Does using the cumulative family always lead to slow sampling?

Hi, I’m trying to model an ordinal response variable with several predictors, some of which are ordinal as well. Ideally, I would like to fit the model with random effects as the data is micro-longitudinal, and the response is a psychological scale (1-7 likert scale) measured across different items and participants over time. I would also like impose shrinkage on the predictor slopes. So, to my understanding, my end-goal is a relatively complex model and I am aware that it may take quite a while to fit.

I first tried fitting the model with the default gaussian() family, and I’m able to get the model to converge in very reasonable time (1-2 hrs or so, with the default number of chains and iterations). However, when I try to fit even a very basic model with just only few fixed effects and no random effects using the cumulative() family, the sampling time goes through the roof (i.e. the cumulative model with fixed effects only will take much longer than gaussian model with random effects).

My question is, is this cost to using the cumulative() family unavoidable or am I parametrizing the model wrong? I’ve tried imposing relatively informed priors, e.g. setting the prior on intercepts to be centered on the data median with smaller sd, however this did not help much.

Here’s how I would like to fit the “idealized” model, i.e. the one including the random effects. If you want to imagine what I actually tried to fit, drop the random effects & substitute only one or two predictor variables for the “.” .

mod <- brm(dfs_value ~ . - ID - dfs_item + (. - ID - dfs_item | ID) + (1 | dfs_item),
           data = data_daily_proc,
           family = cumulative(threshold = 'flexible'),
           prior = c(prior(normal(0, 0.5), class = 'b'),
                     prior(normal(5, 2.5), class = 'Intercept')),
           cores = 4)

Thank you very much in advance, and let me know if I should supply some more detail.

Sorry for the delay answering this.

If the issue is one with parameterization, I’d expect that the fit would have high treedepths (10 is the default max), divergences, or really low effective sample sizes.

I guess the question then is a treedepth is high relative to what? This I don’t know, but if a model works with like a treedepth of 4-6 I’d be comfortable saying it’s a good model.
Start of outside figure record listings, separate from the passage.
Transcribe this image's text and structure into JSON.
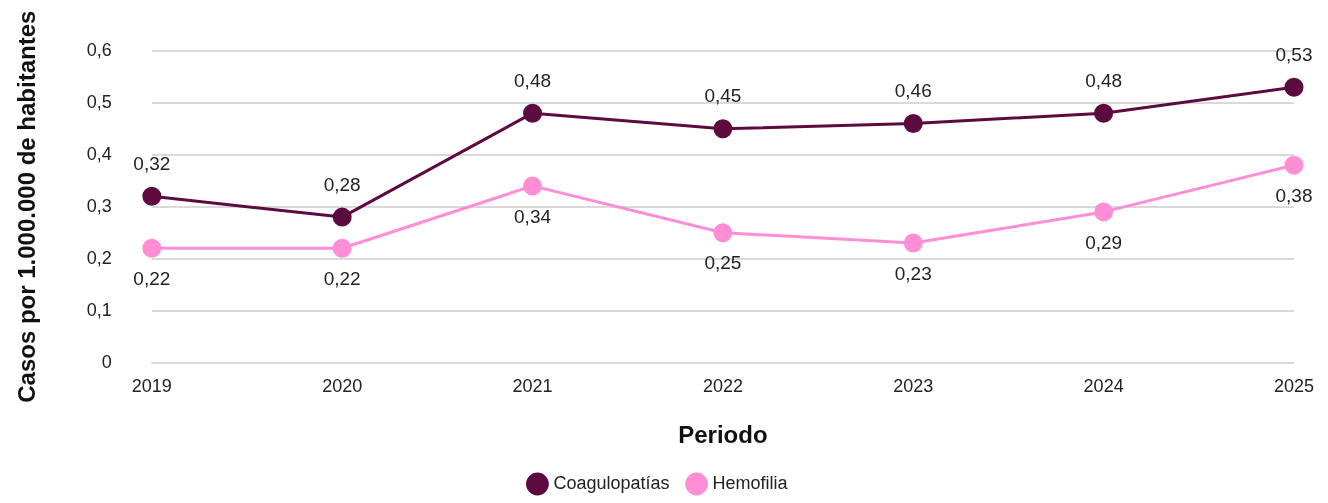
{
  "chart_data": {
    "type": "line",
    "xlabel": "Periodo",
    "ylabel": "Casos por 1.000.000 de habitantes",
    "categories": [
      "2019",
      "2020",
      "2021",
      "2022",
      "2023",
      "2024",
      "2025"
    ],
    "series": [
      {
        "name": "Coagulopatías",
        "color": "#5c0a3f",
        "values": [
          0.32,
          0.28,
          0.48,
          0.45,
          0.46,
          0.48,
          0.53
        ],
        "value_labels": [
          "0,32",
          "0,28",
          "0,48",
          "0,45",
          "0,46",
          "0,48",
          "0,53"
        ]
      },
      {
        "name": "Hemofilia",
        "color": "#ff8ed6",
        "values": [
          0.22,
          0.22,
          0.34,
          0.25,
          0.23,
          0.29,
          0.38
        ],
        "value_labels": [
          "0,22",
          "0,22",
          "0,34",
          "0,25",
          "0,23",
          "0,29",
          "0,38"
        ]
      }
    ],
    "ylim": [
      0,
      0.6
    ],
    "yticks": [
      {
        "value": 0,
        "label": "0"
      },
      {
        "value": 0.1,
        "label": "0,1"
      },
      {
        "value": 0.2,
        "label": "0,2"
      },
      {
        "value": 0.3,
        "label": "0,3"
      },
      {
        "value": 0.4,
        "label": "0,4"
      },
      {
        "value": 0.5,
        "label": "0,5"
      },
      {
        "value": 0.6,
        "label": "0,6"
      }
    ],
    "grid": "y",
    "legend": "bottom",
    "marker": "circle",
    "line_style": "solid"
  }
}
If the issue was just computation then I’d expect none of these things to be a problem.

It seems weird that you’d include . - ID - dfs_item as a fixed effect and then also as coefficients in the hierarchical model. It seems like there’d be an identifiability problem between the coefficients of . - ID - dfs_item and the group level means of the coefficients of (. - ID - dfs_item | ID).

Also what does the “.” syntax mean?

Thank you so much for replying!

So you do think it’s about parametrization? Or do cumulative models just take long to fit? The model finished fitting after ~3 days, and it did have some divergent transitions and low ESS’s.

PS: I used the dot (.) in the formula syntax to mean “all other predictor”. That’s why I substract ID and dfs_item, because I only want to fit random effects across those variables, and don’t want to fit them as fixed effects.

Hi, your formula is probably the source of your troubles.

. - ID - dfs_item + (. - ID - dfs_item | ID) + (1 | dfs_item)

Whatever is in . - ID - dfs_item will be mostly non-identifiable w.r.t. its random-effect version, if the algorithm is good enough the random effect version should shrink towards zero (but then the variance will collapse, and that causes problems too). My guess is that there is a shared intercept of some sort and then you should include only the random-effect version of the terms while leaving out the fixed effects.

I thought this too but I think I want to roll it back.

Like the model:

y ~ 1 + (1 | group)

Makes sense in brms at least because the (1 | group) terms are random effects away from zero. So like the term on the outside handles the mean, or whatnot.

I don’t know if it’s parameterization, but to figure this out I guess we gotta look at the posterior.

I guess my first question is what was the average treedepth? I looked in the brms manual and didn’t see how to do that. Have a look on your own, but if you can’t find anything message back. It should be possible to do this somehow I just don’t know offhand.

If we wanted a clean comparison of cumulative vs. regular Stan model speed, you could just write a simple model with simulated data and do the fits. This might be a good idea to get a sense of what the cost of doing the cumulative thing is.

You’re right, the - syntax in the formula turned me around. Sorry @abartonicek! Sounds like you might have something more interesting going on but it’s hard to say anything useful without seeing what the diagnostics say (stepsizes/acceptance/treedepth). When a basic model (the version with fixed effects only) runs much longer it’s often just that something is still not identified.